Haynes noted the Pistons are expected to be "cautious" with Rose's injury, and the veteran is expected to make a full recovery after he hurt the ankle in the first quarter against the Kings on Sunday.
According to the Detroit News' Rod Beard, Rose was diagnosed with a Grade 2 sprain and will be re-evaluated in two weeks.
Injuries are nothing new for Rose, as he hasn't appeared in more than 66 games in a season since 2010-11. He entered this season having appeared in 76 games in the previous two campaigns combined.
Rose was a perennial All-Star early in his career with the Chicago Bulls and won an NBA MVP award, but multiple knee injuries cost him an entire season in 2012-13, and he played just 49 games over a three-year stretch from 2011-12 through 2013-14.
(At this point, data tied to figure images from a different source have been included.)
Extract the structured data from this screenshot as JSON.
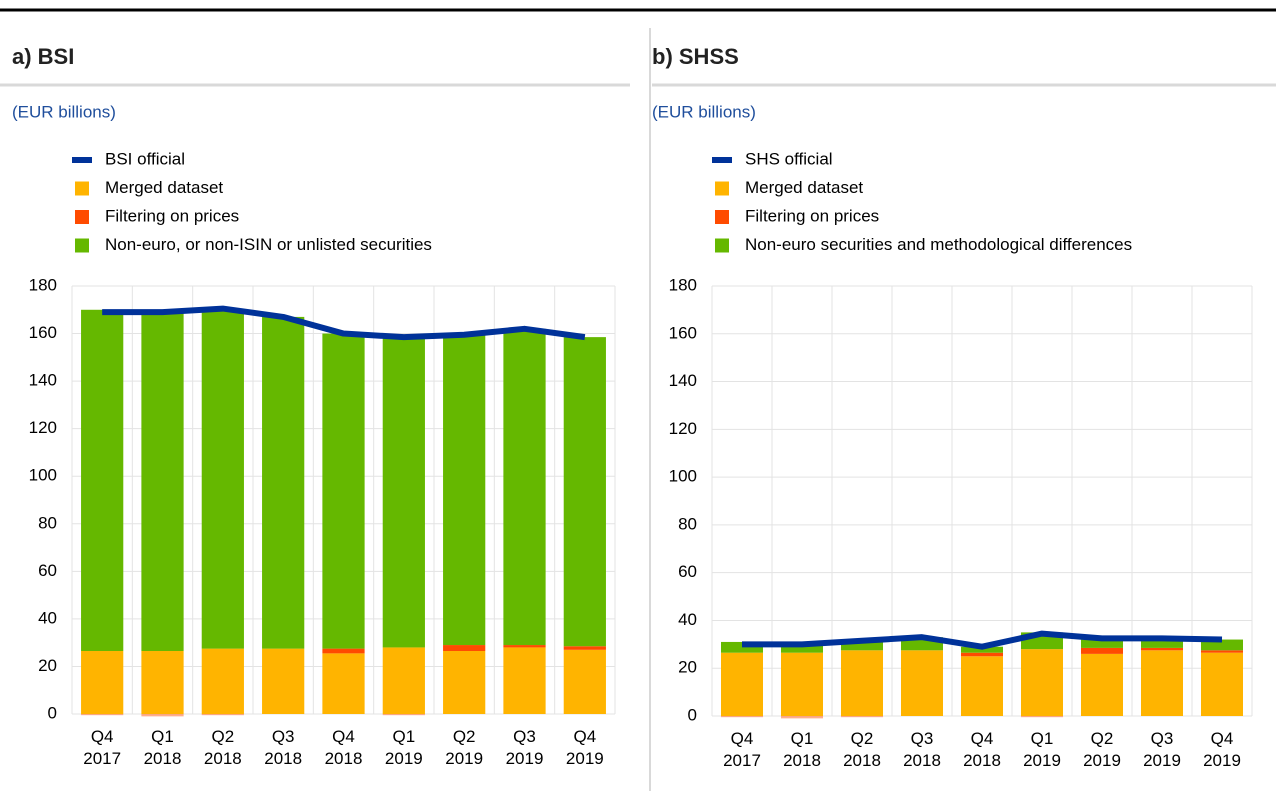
{
  "chart_data": [
    {
      "type": "bar",
      "stacked": true,
      "title": "a) BSI",
      "subtitle": "(EUR billions)",
      "categories": [
        "Q4 2017",
        "Q1 2018",
        "Q2 2018",
        "Q3 2018",
        "Q4 2018",
        "Q1 2019",
        "Q2 2019",
        "Q3 2019",
        "Q4 2019"
      ],
      "series": [
        {
          "name": "BSI official",
          "type": "line",
          "color": "#003299",
          "values": [
            169,
            169,
            170.5,
            167,
            160,
            158.5,
            159.5,
            162,
            158.5
          ]
        },
        {
          "name": "Merged dataset",
          "type": "bar",
          "color": "#ffb400",
          "values": [
            26.5,
            26.5,
            27.5,
            27.5,
            25.5,
            28,
            26.5,
            28,
            27
          ]
        },
        {
          "name": "Filtering on prices",
          "type": "bar",
          "color": "#ff4b00",
          "values": [
            -0.5,
            -1,
            -0.5,
            0,
            2,
            -0.5,
            2.5,
            1,
            1.5
          ]
        },
        {
          "name": "Non-euro, or non-ISIN or unlisted securities",
          "type": "bar",
          "color": "#65b800",
          "values": [
            143.5,
            142.5,
            142.5,
            139.5,
            132.5,
            130.5,
            130.5,
            133,
            130
          ]
        }
      ],
      "ylim": [
        0,
        180
      ],
      "yticks": [
        0,
        20,
        40,
        60,
        80,
        100,
        120,
        140,
        160,
        180
      ],
      "grid": true
    },
    {
      "type": "bar",
      "stacked": true,
      "title": "b) SHSS",
      "subtitle": "(EUR billions)",
      "categories": [
        "Q4 2017",
        "Q1 2018",
        "Q2 2018",
        "Q3 2018",
        "Q4 2018",
        "Q1 2019",
        "Q2 2019",
        "Q3 2019",
        "Q4 2019"
      ],
      "series": [
        {
          "name": "SHS official",
          "type": "line",
          "color": "#003299",
          "values": [
            30,
            30,
            31.5,
            33,
            29,
            34.5,
            32.5,
            32.5,
            32
          ]
        },
        {
          "name": "Merged dataset",
          "type": "bar",
          "color": "#ffb400",
          "values": [
            26.5,
            26.5,
            27.5,
            27.5,
            25,
            28,
            26,
            27.5,
            26.5
          ]
        },
        {
          "name": "Filtering on prices",
          "type": "bar",
          "color": "#ff4b00",
          "values": [
            -0.5,
            -1,
            -0.5,
            0,
            1.5,
            -0.5,
            2.5,
            1,
            1
          ]
        },
        {
          "name": "Non-euro securities and methodological differences",
          "type": "bar",
          "color": "#65b800",
          "values": [
            4.5,
            4,
            4.5,
            5.5,
            2.5,
            7,
            3.5,
            3.5,
            4.5
          ]
        }
      ],
      "ylim": [
        0,
        180
      ],
      "yticks": [
        0,
        20,
        40,
        60,
        80,
        100,
        120,
        140,
        160,
        180
      ],
      "grid": true
    }
  ]
}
Injuries have continued to hinder him, but Rose has been highly productive when healthy with averages of 18.1 points and 5.6 assists per game in 50 appearances.
Rose put up 18.0 points, 4.3 assists and 2.7 rebounds per game in 51 contests with the T-Wolves last season, and he has arguably been better as a member of the Pistons.
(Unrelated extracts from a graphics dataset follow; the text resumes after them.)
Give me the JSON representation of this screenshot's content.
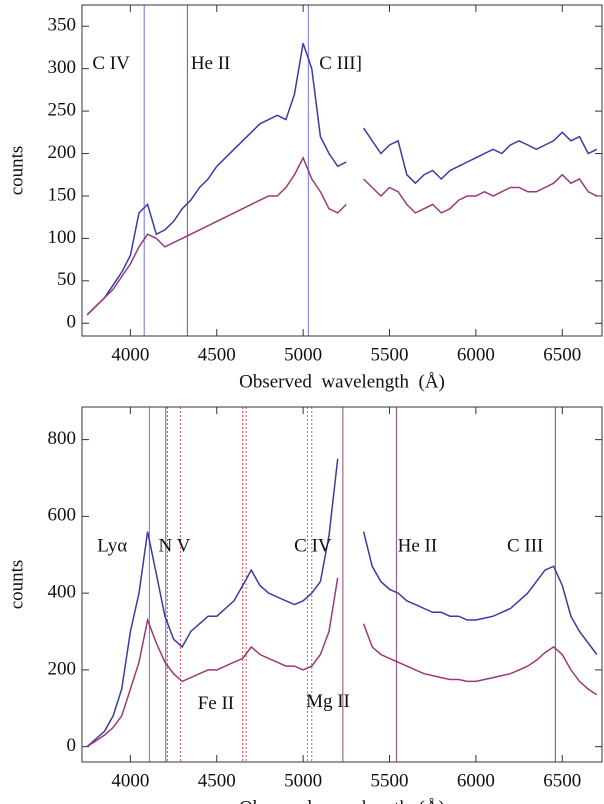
{
  "chart_data": [
    {
      "type": "line",
      "xlabel": "Observed  wavelength  (Å)",
      "ylabel": "counts",
      "x": [
        3750,
        3800,
        3850,
        3900,
        3950,
        4000,
        4050,
        4100,
        4150,
        4200,
        4250,
        4300,
        4350,
        4400,
        4450,
        4500,
        4550,
        4600,
        4650,
        4700,
        4750,
        4800,
        4850,
        4900,
        4950,
        5000,
        5050,
        5100,
        5150,
        5200,
        5250,
        5300,
        5350,
        5400,
        5450,
        5500,
        5550,
        5600,
        5650,
        5700,
        5750,
        5800,
        5850,
        5900,
        5950,
        6000,
        6050,
        6100,
        6150,
        6200,
        6250,
        6300,
        6350,
        6400,
        6450,
        6500,
        6550,
        6600,
        6650,
        6700
      ],
      "series": [
        {
          "color": "#3b3ba3",
          "values": [
            10,
            20,
            30,
            45,
            60,
            80,
            130,
            140,
            105,
            110,
            120,
            135,
            145,
            160,
            170,
            185,
            195,
            205,
            215,
            225,
            235,
            240,
            245,
            240,
            270,
            330,
            300,
            220,
            200,
            185,
            190,
            null,
            230,
            215,
            200,
            210,
            215,
            175,
            165,
            175,
            180,
            170,
            180,
            185,
            190,
            195,
            200,
            205,
            200,
            210,
            215,
            210,
            205,
            210,
            215,
            225,
            215,
            220,
            200,
            205
          ]
        },
        {
          "color": "#9c3a78",
          "values": [
            10,
            20,
            30,
            40,
            55,
            70,
            90,
            105,
            100,
            90,
            95,
            100,
            105,
            110,
            115,
            120,
            125,
            130,
            135,
            140,
            145,
            150,
            150,
            160,
            175,
            195,
            170,
            155,
            135,
            130,
            140,
            null,
            170,
            160,
            150,
            160,
            155,
            140,
            130,
            135,
            140,
            130,
            135,
            145,
            150,
            150,
            155,
            150,
            155,
            160,
            160,
            155,
            155,
            160,
            165,
            175,
            165,
            170,
            155,
            150
          ]
        }
      ],
      "xlim": [
        3720,
        6730
      ],
      "xticks": [
        4000,
        4500,
        5000,
        5500,
        6000,
        6500
      ],
      "ylim": [
        -15,
        375
      ],
      "yticks": [
        0,
        50,
        100,
        150,
        200,
        250,
        300,
        350
      ],
      "lines": [
        {
          "x": 4080,
          "color": "#7070ee",
          "style": "solid"
        },
        {
          "x": 4330,
          "color": "#8a4a7a",
          "style": "solid"
        },
        {
          "x": 5030,
          "color": "#7070ee",
          "style": "solid"
        }
      ],
      "annotations": [
        {
          "text": "C IV",
          "x": 3780,
          "y": 305
        },
        {
          "text": "He II",
          "x": 4350,
          "y": 305
        },
        {
          "text": "C III]",
          "x": 5093,
          "y": 305
        }
      ]
    },
    {
      "type": "line",
      "xlabel": "Observed  wavelength  (Å)",
      "ylabel": "counts",
      "x": [
        3750,
        3800,
        3850,
        3900,
        3950,
        4000,
        4050,
        4100,
        4150,
        4200,
        4250,
        4300,
        4350,
        4400,
        4450,
        4500,
        4550,
        4600,
        4650,
        4700,
        4750,
        4800,
        4850,
        4900,
        4950,
        5000,
        5050,
        5100,
        5150,
        5200,
        5250,
        5300,
        5350,
        5400,
        5450,
        5500,
        5550,
        5600,
        5650,
        5700,
        5750,
        5800,
        5850,
        5900,
        5950,
        6000,
        6050,
        6100,
        6150,
        6200,
        6250,
        6300,
        6350,
        6400,
        6450,
        6500,
        6550,
        6600,
        6650,
        6700
      ],
      "series": [
        {
          "color": "#3b3ba3",
          "values": [
            0,
            20,
            40,
            80,
            150,
            300,
            400,
            560,
            450,
            340,
            280,
            260,
            300,
            320,
            340,
            340,
            360,
            380,
            420,
            460,
            420,
            400,
            390,
            380,
            370,
            380,
            400,
            430,
            550,
            750,
            null,
            null,
            560,
            470,
            430,
            410,
            400,
            380,
            370,
            360,
            350,
            350,
            340,
            340,
            330,
            330,
            335,
            340,
            350,
            360,
            380,
            400,
            430,
            460,
            470,
            420,
            340,
            300,
            270,
            240
          ]
        },
        {
          "color": "#9c3a78",
          "values": [
            0,
            15,
            30,
            50,
            80,
            150,
            220,
            330,
            270,
            220,
            190,
            170,
            180,
            190,
            200,
            200,
            210,
            220,
            230,
            260,
            240,
            230,
            220,
            210,
            210,
            200,
            210,
            240,
            300,
            440,
            null,
            null,
            320,
            260,
            240,
            230,
            220,
            210,
            200,
            190,
            185,
            180,
            175,
            175,
            170,
            170,
            175,
            180,
            185,
            190,
            200,
            210,
            225,
            245,
            260,
            240,
            200,
            170,
            150,
            135
          ]
        }
      ],
      "xlim": [
        3720,
        6730
      ],
      "xticks": [
        4000,
        4500,
        5000,
        5500,
        6000,
        6500
      ],
      "ylim": [
        -40,
        885
      ],
      "yticks": [
        0,
        200,
        400,
        600,
        800
      ],
      "lines": [
        {
          "x": 4110,
          "color": "#7070ee",
          "style": "solid"
        },
        {
          "x": 4205,
          "color": "#8a4a7a",
          "style": "solid"
        },
        {
          "x": 4215,
          "color": "#e05050",
          "style": "dotted"
        },
        {
          "x": 4290,
          "color": "#e05050",
          "style": "dotted"
        },
        {
          "x": 4650,
          "color": "#e05050",
          "style": "dotted"
        },
        {
          "x": 4670,
          "color": "#e05050",
          "style": "dotted"
        },
        {
          "x": 5025,
          "color": "#e05050",
          "style": "dotted"
        },
        {
          "x": 5050,
          "color": "#e05050",
          "style": "dotted"
        },
        {
          "x": 5230,
          "color": "#8a4a7a",
          "style": "solid"
        },
        {
          "x": 5540,
          "color": "#8a4a7a",
          "style": "solid"
        },
        {
          "x": 6460,
          "color": "#8a4a7a",
          "style": "solid"
        }
      ],
      "annotations": [
        {
          "text": "Lyα",
          "x": 3808,
          "y": 520
        },
        {
          "text": "N V",
          "x": 4163,
          "y": 520
        },
        {
          "text": "Fe II",
          "x": 4390,
          "y": 109
        },
        {
          "text": "C IV",
          "x": 4948,
          "y": 520
        },
        {
          "text": "Mg II",
          "x": 5017,
          "y": 115
        },
        {
          "text": "He II",
          "x": 5547,
          "y": 520
        },
        {
          "text": "C III",
          "x": 6180,
          "y": 520
        }
      ]
    }
  ]
}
The 31-year-old isn't a regular starter for Detroit, but he plays significant minutes and is a huge part of the backcourt rotation. His absence will be a major blow to a Pistons team that has struggled even with him on the court.
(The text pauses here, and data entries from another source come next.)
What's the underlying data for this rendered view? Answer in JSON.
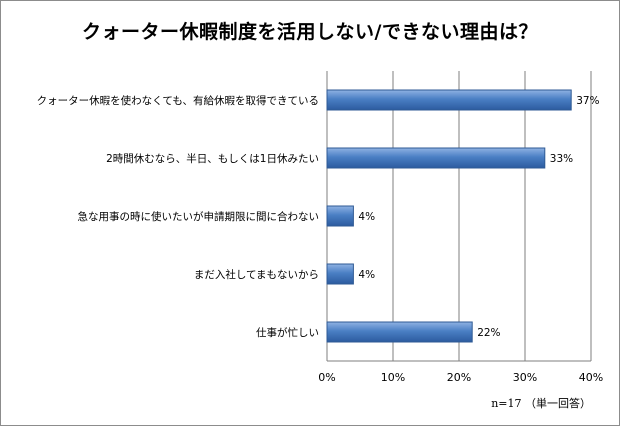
{
  "chart_data": {
    "type": "bar",
    "orientation": "horizontal",
    "title": "クォーター休暇制度を活用しない/できない理由は？",
    "categories": [
      "クォーター休暇を使わなくても、有給休暇を取得できている",
      "2時間休むなら、半日、もしくは1日休みたい",
      "急な用事の時に使いたいが申請期限に間に合わない",
      "まだ入社してまもないから",
      "仕事が忙しい"
    ],
    "values": [
      37,
      33,
      4,
      4,
      22
    ],
    "value_labels": [
      "37%",
      "33%",
      "4%",
      "4%",
      "22%"
    ],
    "xlim": [
      0,
      40
    ],
    "x_ticks": [
      "0%",
      "10%",
      "20%",
      "30%",
      "40%"
    ],
    "grid": true,
    "bar_color": "#4a7fc4",
    "note": "n=17 （単一回答）"
  }
}
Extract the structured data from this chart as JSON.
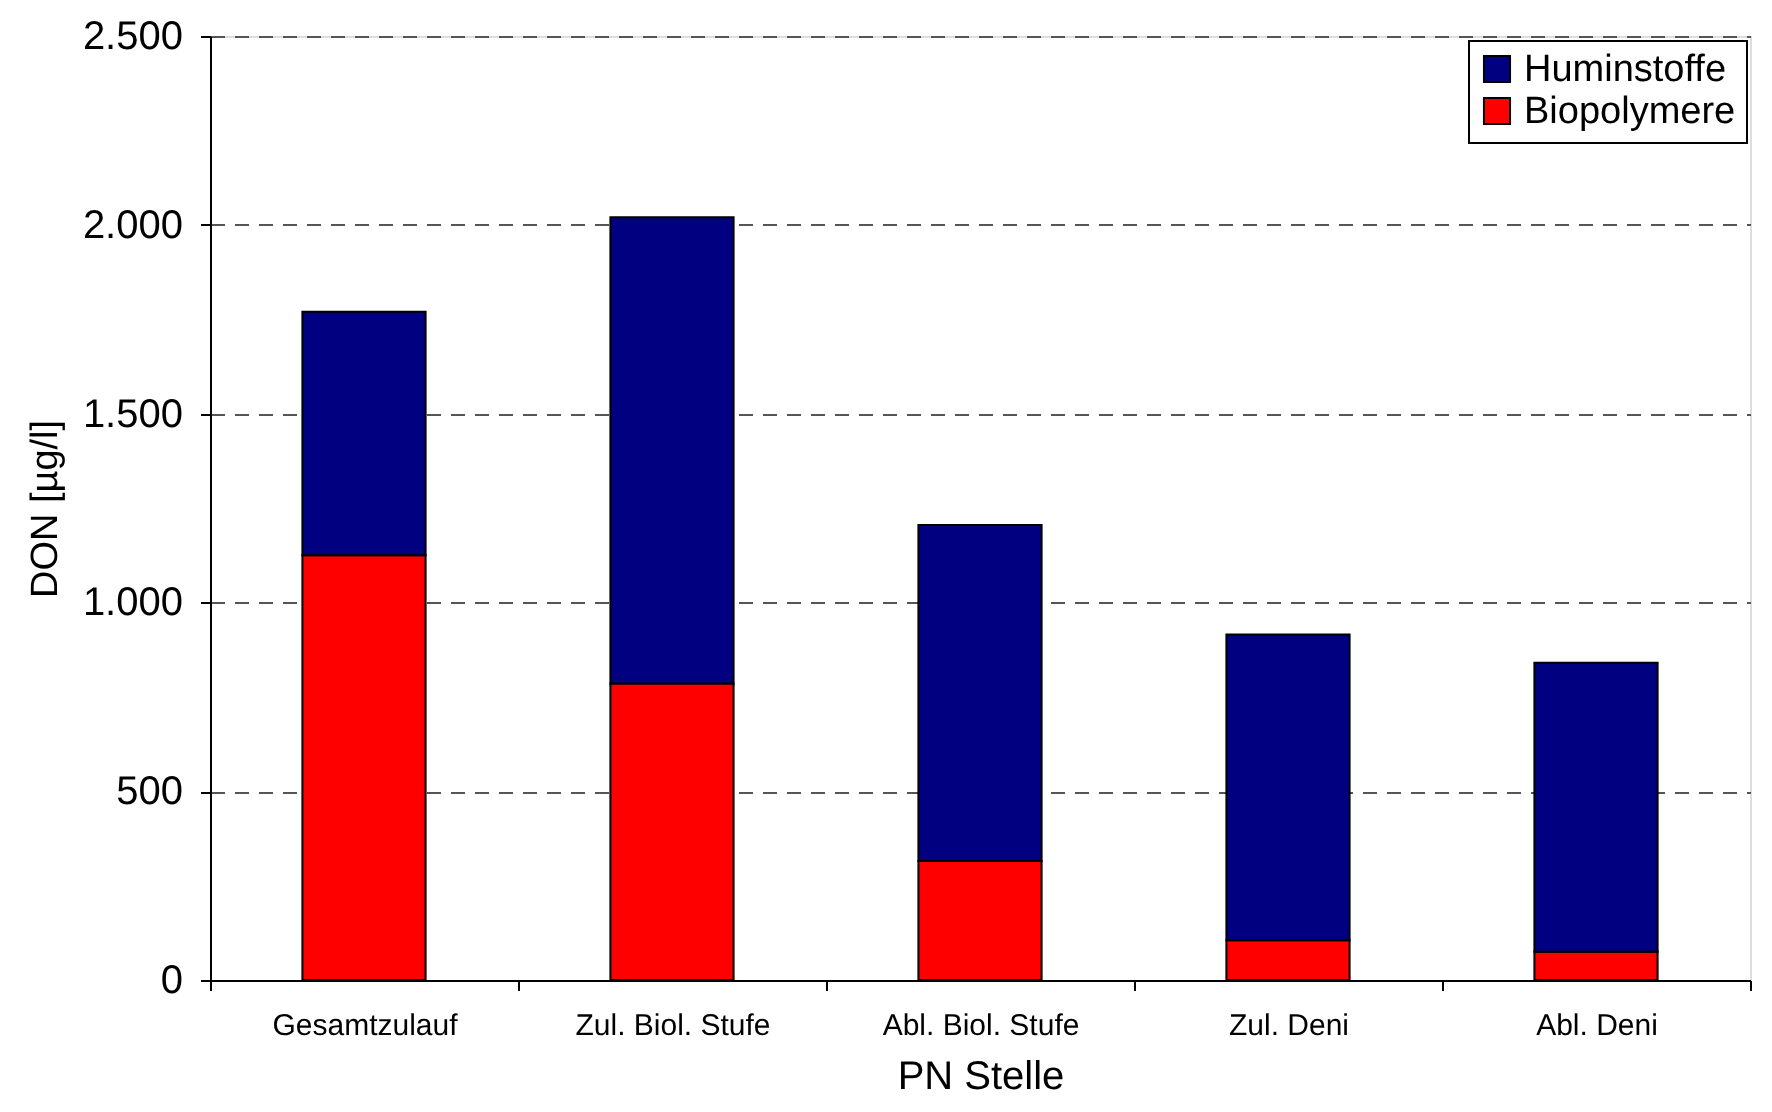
{
  "chart_data": {
    "type": "bar",
    "stacked": true,
    "xlabel": "PN Stelle",
    "ylabel": "DON [µg/l]",
    "categories": [
      "Gesamtzulauf",
      "Zul. Biol. Stufe",
      "Abl. Biol. Stufe",
      "Zul. Deni",
      "Abl. Deni"
    ],
    "series": [
      {
        "name": "Biopolymere",
        "color": "#ff0000",
        "values": [
          1125,
          785,
          315,
          105,
          75
        ]
      },
      {
        "name": "Huminstoffe",
        "color": "#000080",
        "values": [
          645,
          1235,
          890,
          810,
          765
        ]
      }
    ],
    "ylim": [
      0,
      2500
    ],
    "yticks": [
      0,
      500,
      {
        "value": 1000,
        "label": "1.000"
      },
      {
        "value": 1500,
        "label": "1.500"
      },
      {
        "value": 2000,
        "label": "2.000"
      },
      {
        "value": 2500,
        "label": "2.500"
      }
    ],
    "grid": "y",
    "legend": "top right"
  }
}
With star forward Blake Griffin out for the remainder of the season because of a knee injury, Rose has essentially been the go-to guy offensively. The Pistons do boast a decent amount of guard depth with Luke Kennard, Langston Galloway and Brandon Knight in tow, and there will be pressure on all three to replace Rose's production.
Rose is clearly a more savvy, effective offensive player than all of them, though, and it will be tough to replicate his play.